Most companies don’t make a Mac app because they have a web app. Or an iOS app that runs on Apple silicon. “Why spend the time on custom UI for a legacy platform?”

I don’t think Apple agrees with that sentiment. I sure don’t. But I think they see lowering design and development costs on minority platforms as existential.

@clarko @gruber @siracusa It’s not “lowering costs” so much as pushing costs onto users — cognitive load costs, productivity costs, etc. To choose that tradeoff as the world’s wealthiest company, you have to either be willfully ignorant of decades of human factors research (a complaint that goes back at least as far as the Spatial Finder debate) or believe that users choose and stay with platforms for reasons other than ease of use.
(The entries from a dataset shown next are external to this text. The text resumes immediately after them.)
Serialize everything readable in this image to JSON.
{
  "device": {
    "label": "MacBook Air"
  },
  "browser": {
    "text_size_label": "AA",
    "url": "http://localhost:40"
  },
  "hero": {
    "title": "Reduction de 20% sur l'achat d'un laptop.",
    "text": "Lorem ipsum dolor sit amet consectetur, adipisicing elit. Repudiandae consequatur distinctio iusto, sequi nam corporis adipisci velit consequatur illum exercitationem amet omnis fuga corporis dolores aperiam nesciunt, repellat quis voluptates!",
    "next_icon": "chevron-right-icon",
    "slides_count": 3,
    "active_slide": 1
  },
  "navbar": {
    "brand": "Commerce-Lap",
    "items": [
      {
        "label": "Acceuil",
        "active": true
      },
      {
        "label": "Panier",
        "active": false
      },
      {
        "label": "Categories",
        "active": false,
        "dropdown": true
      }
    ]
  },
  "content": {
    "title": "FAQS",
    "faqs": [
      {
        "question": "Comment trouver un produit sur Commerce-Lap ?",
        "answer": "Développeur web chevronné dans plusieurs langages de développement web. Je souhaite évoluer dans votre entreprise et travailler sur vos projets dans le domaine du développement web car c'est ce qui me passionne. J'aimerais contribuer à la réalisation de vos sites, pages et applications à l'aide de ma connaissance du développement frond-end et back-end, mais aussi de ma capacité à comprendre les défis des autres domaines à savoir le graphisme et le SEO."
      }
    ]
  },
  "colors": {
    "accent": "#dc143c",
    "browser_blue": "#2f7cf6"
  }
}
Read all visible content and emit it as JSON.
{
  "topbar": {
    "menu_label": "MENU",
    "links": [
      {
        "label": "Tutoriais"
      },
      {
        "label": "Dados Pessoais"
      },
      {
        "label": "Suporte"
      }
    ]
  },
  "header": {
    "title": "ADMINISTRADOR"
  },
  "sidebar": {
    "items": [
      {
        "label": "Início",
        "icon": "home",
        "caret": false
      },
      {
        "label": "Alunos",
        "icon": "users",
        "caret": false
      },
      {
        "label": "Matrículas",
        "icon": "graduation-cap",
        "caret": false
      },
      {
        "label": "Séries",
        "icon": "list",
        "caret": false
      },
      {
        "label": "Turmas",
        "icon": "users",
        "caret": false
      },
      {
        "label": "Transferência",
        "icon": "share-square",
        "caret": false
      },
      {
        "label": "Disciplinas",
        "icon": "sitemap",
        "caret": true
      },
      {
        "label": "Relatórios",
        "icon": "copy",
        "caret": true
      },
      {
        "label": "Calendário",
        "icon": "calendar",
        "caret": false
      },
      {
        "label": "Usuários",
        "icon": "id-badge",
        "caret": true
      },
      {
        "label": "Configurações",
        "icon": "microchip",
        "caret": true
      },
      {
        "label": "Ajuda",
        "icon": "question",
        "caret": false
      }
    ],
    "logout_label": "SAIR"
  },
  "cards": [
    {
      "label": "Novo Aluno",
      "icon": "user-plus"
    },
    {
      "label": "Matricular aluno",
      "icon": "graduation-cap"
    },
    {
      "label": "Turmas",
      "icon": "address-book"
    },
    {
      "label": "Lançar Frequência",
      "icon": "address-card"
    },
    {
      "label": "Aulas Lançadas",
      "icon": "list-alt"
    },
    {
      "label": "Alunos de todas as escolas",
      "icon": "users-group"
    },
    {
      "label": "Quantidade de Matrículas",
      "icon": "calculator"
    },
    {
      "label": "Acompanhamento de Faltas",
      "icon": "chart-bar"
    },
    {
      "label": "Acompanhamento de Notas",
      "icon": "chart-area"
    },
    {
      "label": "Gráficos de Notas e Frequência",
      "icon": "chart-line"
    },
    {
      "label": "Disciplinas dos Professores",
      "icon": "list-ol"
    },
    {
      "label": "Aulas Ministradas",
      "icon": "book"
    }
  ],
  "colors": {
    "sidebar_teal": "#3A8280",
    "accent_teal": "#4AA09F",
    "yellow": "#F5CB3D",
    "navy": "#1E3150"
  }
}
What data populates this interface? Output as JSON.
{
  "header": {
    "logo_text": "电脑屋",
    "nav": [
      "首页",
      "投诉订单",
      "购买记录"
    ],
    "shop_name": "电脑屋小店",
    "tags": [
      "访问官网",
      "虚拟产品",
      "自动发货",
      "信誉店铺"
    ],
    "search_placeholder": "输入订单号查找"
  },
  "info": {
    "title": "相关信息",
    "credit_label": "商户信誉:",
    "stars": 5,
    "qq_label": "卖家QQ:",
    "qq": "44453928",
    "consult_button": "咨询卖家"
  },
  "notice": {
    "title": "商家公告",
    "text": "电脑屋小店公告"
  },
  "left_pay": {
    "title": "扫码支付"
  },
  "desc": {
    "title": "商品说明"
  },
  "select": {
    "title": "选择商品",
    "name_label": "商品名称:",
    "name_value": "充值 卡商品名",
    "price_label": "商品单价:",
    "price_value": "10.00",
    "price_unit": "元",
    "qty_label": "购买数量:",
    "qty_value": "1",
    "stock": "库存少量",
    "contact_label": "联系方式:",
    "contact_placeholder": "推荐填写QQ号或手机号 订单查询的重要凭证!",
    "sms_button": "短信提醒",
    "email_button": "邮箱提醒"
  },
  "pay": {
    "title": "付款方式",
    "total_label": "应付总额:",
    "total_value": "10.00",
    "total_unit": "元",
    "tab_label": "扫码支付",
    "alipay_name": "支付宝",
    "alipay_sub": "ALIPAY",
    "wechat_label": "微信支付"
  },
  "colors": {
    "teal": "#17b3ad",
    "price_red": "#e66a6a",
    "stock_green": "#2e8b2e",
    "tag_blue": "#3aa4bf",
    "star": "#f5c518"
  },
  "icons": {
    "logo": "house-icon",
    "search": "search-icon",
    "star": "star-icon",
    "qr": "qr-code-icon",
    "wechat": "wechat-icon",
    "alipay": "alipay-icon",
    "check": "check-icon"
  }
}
Neither possibility makes me feel very good.

@dwineman @gruber @siracusa My comment was about design and development costs for third-party apps.

Apple’s done a good job attracting companies to ship native apps for iOS. Less so on macOS, where today I had to use Google Docs and MailChimp in a browser for 2 hours because there are simply no native apps for those services.

It’s a tall order for most companies to spend effort on macOS when consumers overwhelmingly agree web apps are “good enough” on the desktop.

@clarko @gruber @siracusa I think companies for whom web apps can be “good enough” aren’t going to bother making a native app no matter how easy the design and development are. The dealbreaker is in the cost of maintaining and distributing any app at all. The MAS was supposed to make that simpler but, due to its draconian rules, has instead become a huge force *against* native Mac apps in many categories. I think if you want to improve the Mac app ecosystem, that's where you have to start.
@dwineman @clarko @siracusa I don't really think we're of opposing views here, just taking different perspectives. I do think if something can just be a website, it should just be a website. But if it should be an app it should be a native app, and a write-once-run-everywhere Electron (or similar) desktop app more often than not winds up being more expensive over time. Or, the company behind it has no idea how much usage they're losing by not having a good native Mac app.